Se tudo correr bem, só os acionistas do BES antigo, mesmo os pequenos, é que perdem tudo – ou quase tudo, dependendo do que se consiga recuperar dos ativos que foram dados como garantia para os múltiplos financiamentos. Com esta solução, os clientes e depositantes do BES e os contribuintes ficam a salvo de terem de suportar uma nova falência, garantem da Rua do Comércio. Infelizmente, o mundo não é perfeito. E quem ouviu o governador do Banco de Portugal dizer que o velho BES tinha uma almofada financeira para suportar eventuais prejuízos – e depois viu-se que a almofada era pequena; para quem o ouviu dizer que o banco estava sólido – e depois assistiu à homília de domingo à noite em que lhe deu a extrema unção e anunciou a sua morte; para quem já passou por isto tudo, não é sem um arrepio na coluna que ouve dizer que os contribuintes podem estar perfeitamente tranquilos, que desta vez não serão eles a pagar o elefante.
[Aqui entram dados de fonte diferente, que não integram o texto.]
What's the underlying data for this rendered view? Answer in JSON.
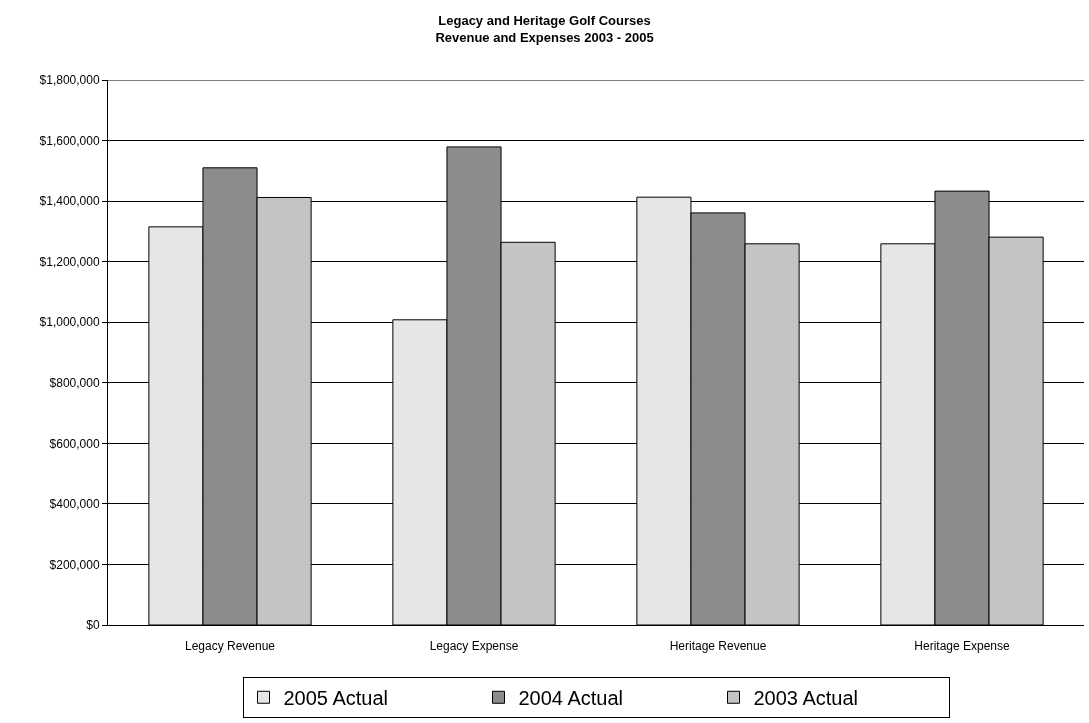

O pequeno problema é que há vários problemas. O primeiro é que o auditor externo, a KPMG, vem agora dizer que três dias antes do governador garantir, a 25 de Julho, que a almofada financeira era suficiente, tinha alertado o Banco de Portugal para imparidades adicionais que causariam um novo buraco de 1,2 mil milhões de euros – aviso que terá sido corroborado pela CMVM. O segundo é que os outros bancos do sistema terão de reforçar a curto prazo o fundo de resolução se a venda do banco bom não chegar para pagar ao Estado os 4,9 mil milhões que este está a meter na instituição – coisa que, obviamente, não lhes agrada nem um bocadinho. E em terceiro há ainda uma grande nebulosa sobre quem vai pagar os 800 milhões que a Venezuela aplicou em papel comercial da Rioforte, não sendo de escamotear que novas e desagradáveis surpresas venham a sair de algum armário esquecido.

Parafraseando Durão Barroso e a sua popular expressão, agora só falta que alguém (ou vários ‘alguéns’) dê «uma pipa de massa» pelo Novo Banco, para que o Estado (ou melhor, os contribuintes) não acabem a pagar parte dos 4,9 mil milhões de dinheiros públicos que lá foram metidos para o pôr a funcionar. Sim, porque não haja ilusões. Isto é uma nacionalização. Esta magnífica solução privada só funciona porque há milhões de euros do domínio público lá metidos. Veremos, no final, se o Novo Banco é mesmo um lindo cisne, se o banco mau é mesmo mau, se o governador resiste à procela e se os contribuintes se safam de pagar mais um grande exemplo da excelência da gestão privada.